Research shows that libraries that have gone fine free often experience an increase in usage. For example, Denver Public Library eliminated fines in 2019 and reported that thirty-five percent of patrons with overdue charges who had stopped using their services ended up re-engaging with their libraries within the first twelve months.
“We know that late fines, no matter how small, can be a significant barrier to checking out books and enjoying libraries,” said Whitney Jordan, Garfield County Libraries’ Library Collection Manager. “With this change we hope to demonstrate our commitment to being a welcoming environment for all residents, regardless of socioeconomic status or the ability to travel to one of our locations at specific times.”
Garfield County Libraries remains committed to sustaining its collection of library books and movies and maximizing public access to these materials. Due dates for library materials will remain in place, and if someone does not return a book, DVD, or other item, then a replacement charge will be added to their account after 60 days past due in order to cover the cost of a replacement. These due dates and charges will remain in place so that library materials will continue to be returned, available, and shared by everyone.
Garfield County Libraries encourage you to stop by your local branch and see all that is available for free with a library card. From fantasy novels to online movies to escape everyday life, from books for school to online homework help with a live tutor, and from public computers to loanable hotspots, your libraries have wonderful, new resources to help you start the year.
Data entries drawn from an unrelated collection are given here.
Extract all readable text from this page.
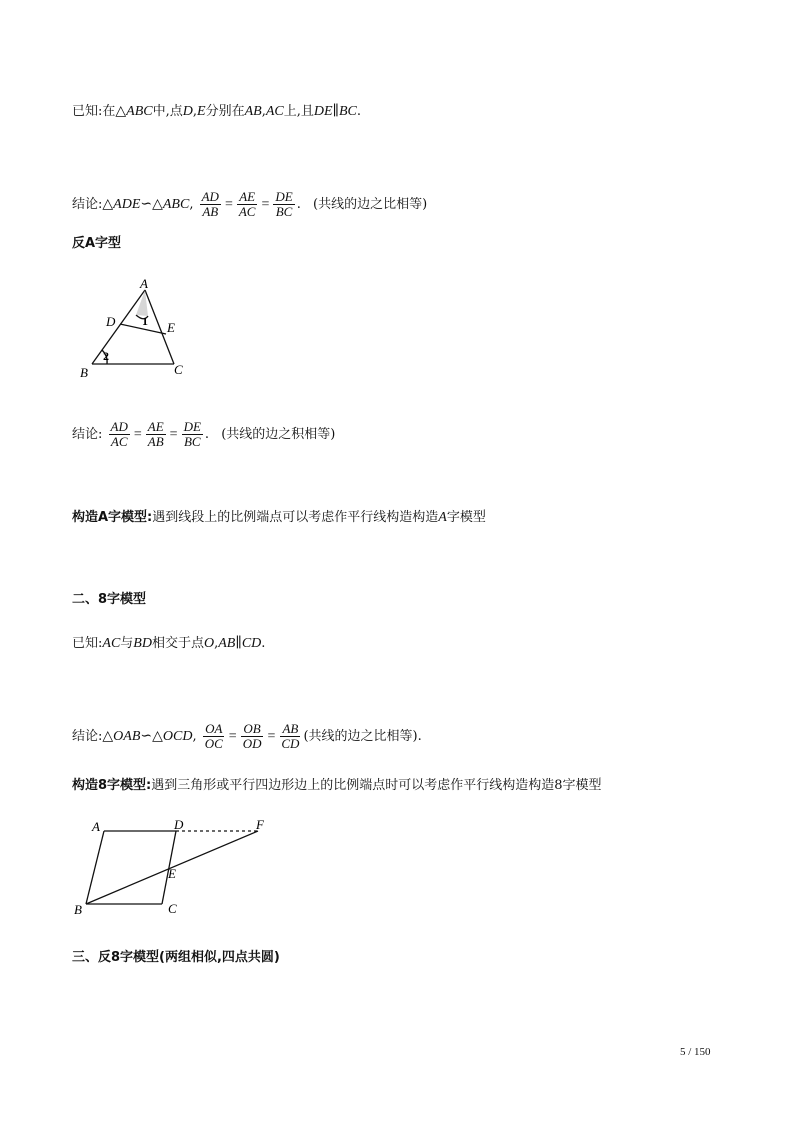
已知:在△ABC中,点D,E分别在AB,AC上,且DE∥BC.
结论:△ADE∽△ABC, $\frac{AD}{AB} = \frac{AE}{AC} = \frac{DE}{BC}$ . (共线的边之比相等)
反A字型
A
D	E
B	C
1
2
结论: $\frac{AD}{AC} = \frac{AE}{AB} = \frac{DE}{BC}$ . (共线的边之积相等)
构造A字模型:遇到线段上的比例端点可以考虑作平行线构造构造A字模型
二、8字模型
已知:AC与BD相交于点O,AB∥CD.
结论:△OAB∽△OCD, $\frac{OA}{OC} = \frac{OB}{OD} = \frac{AB}{CD}$ (共线的边之比相等).
构造8字模型:遇到三角形或平行四边形边上的比例端点时可以考虑作平行线构造构造8字模型
A	D	F
E
B	C
三、反8字模型(两组相似,四点共圆)
5 / 150
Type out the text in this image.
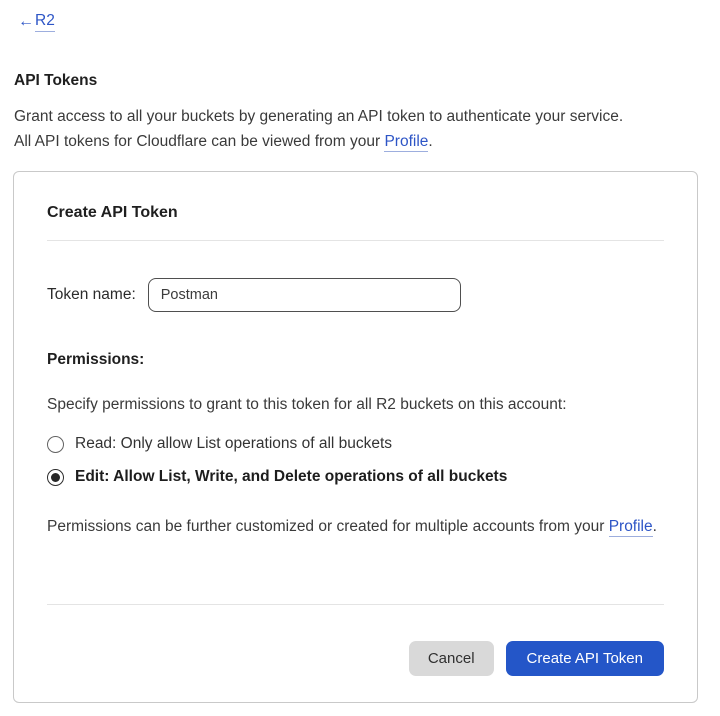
← R2
API Tokens

Grant access to all your buckets by generating an API token to authenticate your service.
All API tokens for Cloudflare can be viewed from your Profile.

Create API Token
Token name:
Postman
Permissions:

Specify permissions to grant to this token for all R2 buckets on this account:

Read: Only allow List operations of all buckets
Edit: Allow List, Write, and Delete operations of all buckets

Permissions can be further customized or created for multiple accounts from your Profile.

Cancel	Create API Token
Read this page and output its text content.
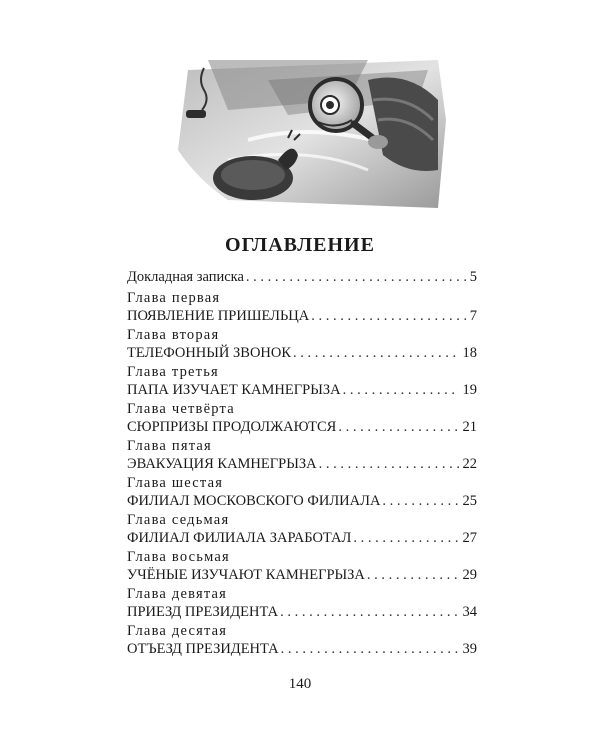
ОГЛАВЛЕНИЕ
Докладная записка . . .	5
Глава первая
ПОЯВЛЕНИЕ ПРИШЕЛЬЦА . . .	7
Глава вторая
ТЕЛЕФОННЫЙ ЗВОНОК . . .	18
Глава третья
ПАПА ИЗУЧАЕТ КАМНЕГРЫЗА . . .	19
Глава четвёрта
СЮРПРИЗЫ ПРОДОЛЖАЮТСЯ . . .	21
Глава пятая
ЭВАКУАЦИЯ КАМНЕГРЫЗА . . .	22
Глава шестая
ФИЛИАЛ МОСКОВСКОГО ФИЛИАЛА . . .	25
Глава седьмая
ФИЛИАЛ ФИЛИАЛА ЗАРАБОТАЛ . . .	27
Глава восьмая
УЧЁНЫЕ ИЗУЧАЮТ КАМНЕГРЫЗА . . .	29
Глава девятая
ПРИЕЗД ПРЕЗИДЕНТА . . .	34
Глава десятая
ОТЪЕЗД ПРЕЗИДЕНТА . . .	39
140
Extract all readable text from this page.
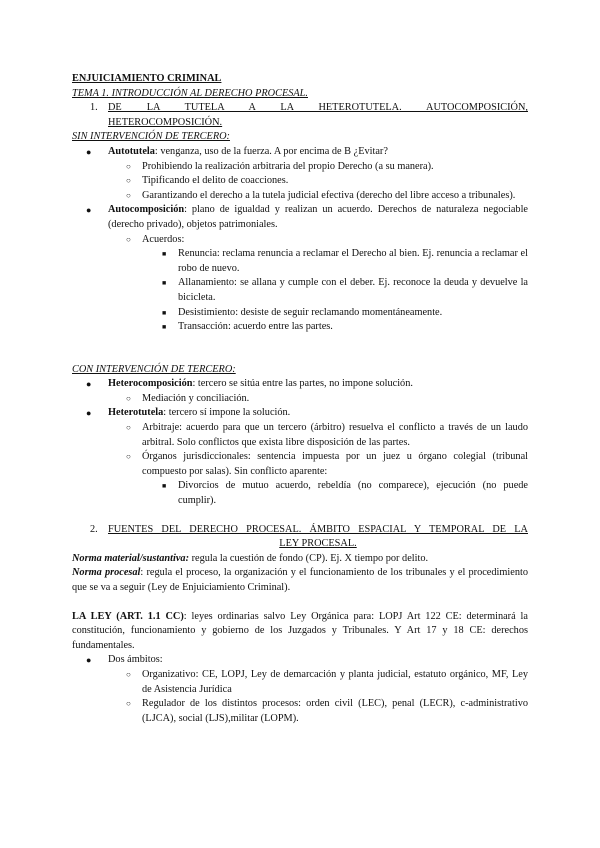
ENJUICIAMIENTO CRIMINAL
TEMA 1. INTRODUCCIÓN AL DERECHO PROCESAL.
1. DE LA TUTELA A LA HETEROTUTELA. AUTOCOMPOSICIÓN,
HETEROCOMPOSICIÓN.
SIN INTERVENCIÓN DE TERCERO:
●	Autotutela: venganza, uso de la fuerza. A por encima de B ¿Evitar?
○	Prohibiendo la realización arbitraria del propio Derecho (a su manera).
○	Tipificando el delito de coacciones.
○	Garantizando el derecho a la tutela judicial efectiva (derecho del libre acceso a tribunales).
●	Autocomposición: plano de igualdad y realizan un acuerdo. Derechos de naturaleza negociable (derecho privado), objetos patrimoniales.
○	Acuerdos:
■	Renuncia: reclama renuncia a reclamar el Derecho al bien. Ej. renuncia a reclamar el robo de nuevo.
■	Allanamiento: se allana y cumple con el deber. Ej. reconoce la deuda y devuelve la bicicleta.
■	Desistimiento: desiste de seguir reclamando momentáneamente.
■	Transacción: acuerdo entre las partes.
CON INTERVENCIÓN DE TERCERO:
●	Heterocomposición: tercero se sitúa entre las partes, no impone solución.
○	Mediación y conciliación.
●	Heterotutela: tercero sí impone la solución.
○	Arbitraje: acuerdo para que un tercero (árbitro) resuelva el conflicto a través de un laudo arbitral. Solo conflictos que exista libre disposición de las partes.
○	Órganos jurisdiccionales: sentencia impuesta por un juez u órgano colegial (tribunal compuesto por salas). Sin conflicto aparente:
■	Divorcios de mutuo acuerdo, rebeldía (no comparece), ejecución (no puede cumplir).
2. FUENTES DEL DERECHO PROCESAL. ÁMBITO ESPACIAL Y TEMPORAL DE LA
LEY PROCESAL.
Norma material/sustantiva: regula la cuestión de fondo (CP). Ej. X tiempo por delito.
Norma procesal: regula el proceso, la organización y el funcionamiento de los tribunales y el procedimiento que se va a seguir (Ley de Enjuiciamiento Criminal).
LA LEY (ART. 1.1 CC): leyes ordinarias salvo Ley Orgánica para: LOPJ Art 122 CE: determinará la constitución, funcionamiento y gobierno de los Juzgados y Tribunales. Y Art 17 y 18 CE: derechos fundamentales.
●	Dos ámbitos:
○	Organizativo: CE, LOPJ, Ley de demarcación y planta judicial, estatuto orgánico, MF, Ley de Asistencia Jurídica
○	Regulador de los distintos procesos: orden civil (LEC), penal (LECR), c-administrativo (LJCA), social (LJS),militar (LOPM).
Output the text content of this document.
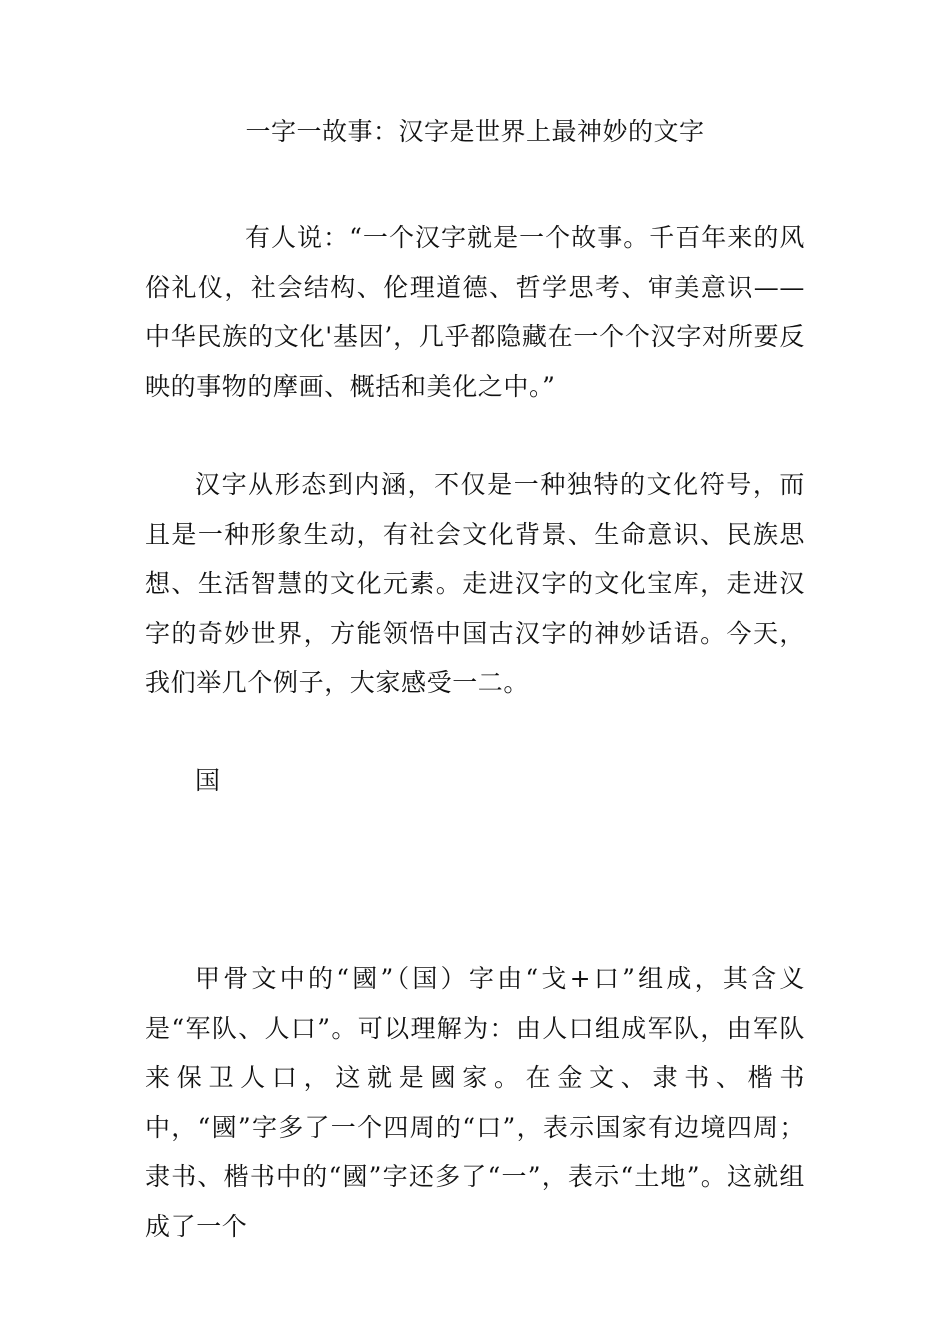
一字一故事：汉字是世界上最神妙的文字

有人说：“一个汉字就是一个故事。千百年来的风俗礼仪，社会结构、伦理道德、哲学思考、审美意识——中华民族的文化'基因’，几乎都隐藏在一个个汉字对所要反映的事物的摩画、概括和美化之中。”

汉字从形态到内涵，不仅是一种独特的文化符号，而且是一种形象生动，有社会文化背景、生命意识、民族思想、生活智慧的文化元素。走进汉字的文化宝库，走进汉字的奇妙世界，方能领悟中国古汉字的神妙话语。今天，我们举几个例子，大家感受一二。

国

甲骨文中的“國”（国）字由“戈+口”组成，其含义是“军队、人口”。可以理解为：由人口组成军队，由军队来保卫人口，这就是國家。在金文、隶书、楷书中，“國”字多了一个四周的“口”，表示国家有边境四周；隶书、楷书中的“國”字还多了“一”，表示“土地”。这就组成了一个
What does “fine free” actually mean?
As of January 1, 2021 there will be no more overdue charges for materials that are kept past their due dates.
What if I request materials from other libraries?
All materials requested through your Garfield County Libraries account follow our loan rules and will not be subject to overdue charges.
Are there still due dates?
Yes. Our libraries will continue to have due dates for materials, and we expect items to be returned on time, or renewed, when appropriate. Our libraries are a sharing institution and this helps us make materials available to all members of our community in a timely fashion.
Will you remind me when my items need to be returned?
Yes. The libraries will continue to send reminders about upcoming due dates and materials that are overdue.
What happens if I miss a due date?
After 60 days the library will consider the item(s) “lost” and you will see a materials replacement charge added to your account for each associated item. This will mean your library card borrowing privileges will be suspended. Return the item(s) and all charges will be removed from your account.
Will there be any fees or charges at all?
Yes. Lost, unreturned, and damaged items will be charged replacement costs. Other charges (including printing and copying) will also remain in effect.
What if I have a book that I never returned?
Return the item and the charges associated with it will be removed from your account.
Without fines will people just keep library books forever?
We know that our residents value their libraries and our libraries’ books and materials. . We also trust that our residents value personal responsibility, sharing, and maximizing public access to public property. Other libraries that have gone fine free in Colorado have found that eliminating fines has actually encouraged people to return overdue materials. We will continue to charge materials replacement fees when books and materials are not returned or damaged.
Will this new policy affect the waiting list for popular books?
Probably not. Other Colorado libraries have found no correlation between the elimination of fines and an increase in late returns or longer wait times. We expect the same results in our wonderful community!
Doesn’t the library rely on money from fines to balance the budget?
No. Far less than one percent of our annual revenue comes from fines collected for overdue materials.